Introduction


This manuscript sanctorale antiphoner, of unknown provenance and ownership history until its purchase by Boston College in 1998, was probably copied in the mid 1300s, in southern Germany, Austria or Switzerland. One of the few important and easily readable clues that remain within the manuscript itself is a single rubric that is not in Latin, as elsewhere in the manuscript and as would usually be expected, but in German (or perhaps Flemish/Dutch), suggesting that it was copied by a German-speaking scribe for German-speaking readers.

It is a relatively modest volume in its proportions and format, and its several creators took a practical approach in their simple copying and decorative schemes. Though no rubric or other metatextual indication identifies the book conclusively with the Franciscans (or Clarissans), the presence of offices for the founders, Francis (Franciscus vir catholicus, by Julian of Speyer, c.1235, revised 1260) and Clare (Jam sanctae Clarae claritas, anonymous contrafactum of Julian’s Francis office, c.1295, in regular use by c.1340s) and a sequence for Francis (Caeli cives in colono) together indicate that it was probably made by and for members of the order.

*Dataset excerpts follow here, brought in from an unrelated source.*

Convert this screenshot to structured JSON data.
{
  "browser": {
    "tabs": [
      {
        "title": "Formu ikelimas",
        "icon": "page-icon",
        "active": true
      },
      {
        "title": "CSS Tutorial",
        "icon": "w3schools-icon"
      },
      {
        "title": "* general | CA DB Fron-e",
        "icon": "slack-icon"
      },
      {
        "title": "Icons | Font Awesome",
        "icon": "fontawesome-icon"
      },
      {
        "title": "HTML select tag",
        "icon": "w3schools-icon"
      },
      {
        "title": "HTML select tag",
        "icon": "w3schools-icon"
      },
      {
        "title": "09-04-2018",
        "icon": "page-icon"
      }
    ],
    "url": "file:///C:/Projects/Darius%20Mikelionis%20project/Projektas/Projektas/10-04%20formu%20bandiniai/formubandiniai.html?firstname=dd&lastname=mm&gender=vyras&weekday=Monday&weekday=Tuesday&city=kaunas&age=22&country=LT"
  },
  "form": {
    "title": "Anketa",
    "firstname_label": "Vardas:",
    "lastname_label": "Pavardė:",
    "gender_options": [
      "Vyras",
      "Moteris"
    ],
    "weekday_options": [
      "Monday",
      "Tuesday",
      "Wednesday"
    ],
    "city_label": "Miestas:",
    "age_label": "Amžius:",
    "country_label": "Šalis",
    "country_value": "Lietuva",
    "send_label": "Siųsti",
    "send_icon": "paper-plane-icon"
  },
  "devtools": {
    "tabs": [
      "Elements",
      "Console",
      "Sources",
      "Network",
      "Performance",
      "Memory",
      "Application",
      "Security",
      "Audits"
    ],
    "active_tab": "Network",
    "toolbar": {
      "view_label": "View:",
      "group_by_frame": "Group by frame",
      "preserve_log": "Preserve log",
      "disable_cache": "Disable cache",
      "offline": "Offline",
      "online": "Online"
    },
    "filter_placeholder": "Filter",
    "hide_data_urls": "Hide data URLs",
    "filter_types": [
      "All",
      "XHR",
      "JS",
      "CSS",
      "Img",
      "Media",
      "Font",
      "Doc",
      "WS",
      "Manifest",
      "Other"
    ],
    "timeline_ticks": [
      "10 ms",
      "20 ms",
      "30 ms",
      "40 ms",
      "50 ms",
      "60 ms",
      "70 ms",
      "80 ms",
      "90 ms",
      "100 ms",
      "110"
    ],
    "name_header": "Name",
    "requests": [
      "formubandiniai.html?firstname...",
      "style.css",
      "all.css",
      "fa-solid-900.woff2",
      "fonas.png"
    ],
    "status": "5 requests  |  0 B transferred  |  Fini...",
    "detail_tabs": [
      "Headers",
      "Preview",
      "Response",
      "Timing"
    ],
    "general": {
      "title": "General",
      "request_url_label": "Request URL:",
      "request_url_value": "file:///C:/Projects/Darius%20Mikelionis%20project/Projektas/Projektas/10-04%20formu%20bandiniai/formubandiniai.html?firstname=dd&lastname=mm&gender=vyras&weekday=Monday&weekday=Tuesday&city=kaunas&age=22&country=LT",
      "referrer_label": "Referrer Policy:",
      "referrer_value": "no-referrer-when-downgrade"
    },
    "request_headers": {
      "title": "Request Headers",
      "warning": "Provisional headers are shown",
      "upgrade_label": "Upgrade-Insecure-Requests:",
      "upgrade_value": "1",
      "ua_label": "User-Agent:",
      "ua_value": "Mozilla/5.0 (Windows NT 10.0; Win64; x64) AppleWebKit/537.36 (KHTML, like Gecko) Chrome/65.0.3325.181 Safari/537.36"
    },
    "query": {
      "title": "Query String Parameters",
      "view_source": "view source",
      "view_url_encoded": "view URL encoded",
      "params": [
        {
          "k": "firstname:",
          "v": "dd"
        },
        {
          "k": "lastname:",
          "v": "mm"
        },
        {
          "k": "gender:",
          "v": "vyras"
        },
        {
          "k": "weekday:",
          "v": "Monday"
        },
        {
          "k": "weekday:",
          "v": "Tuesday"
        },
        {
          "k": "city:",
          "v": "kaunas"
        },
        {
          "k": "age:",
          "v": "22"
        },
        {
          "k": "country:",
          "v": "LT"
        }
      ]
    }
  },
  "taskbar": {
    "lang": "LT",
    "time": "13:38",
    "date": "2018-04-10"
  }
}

An unusual liturgical feature is the inclusion, within the proper, and significantly out of place in the expected calendrical sequence, of the office of Corpus Christi, Sacerdos in aeternum, promulgated in 1264 by Urban IV, but perhaps not in wide use before confirmation by Clement V at the Council of Vienne in 1311-12. The single most interesting musical feature of this otherwise completely monophonic manuscript is the inclusion of a short passage of written 2-voice polyphony at the opening of the sequence Caeli solem imitantes. Also distinctive liturgically and musically are the rarely encountered Magnificat antiphon at first vespers of Clare, O decus et gaudium (a contrafactum of the Francis antiphon O stupor et gaudium) and, in the sequence for Francis, Caeli cives in colono, a previously unreported extra double verse, Jam depulsa carnis mole. In other respects, the contents of this interesting but otherwise rather unassuming manuscript largely concord with earlier (1200s) and contemporary (1300s) Franciscan office books indexed in CANTUS.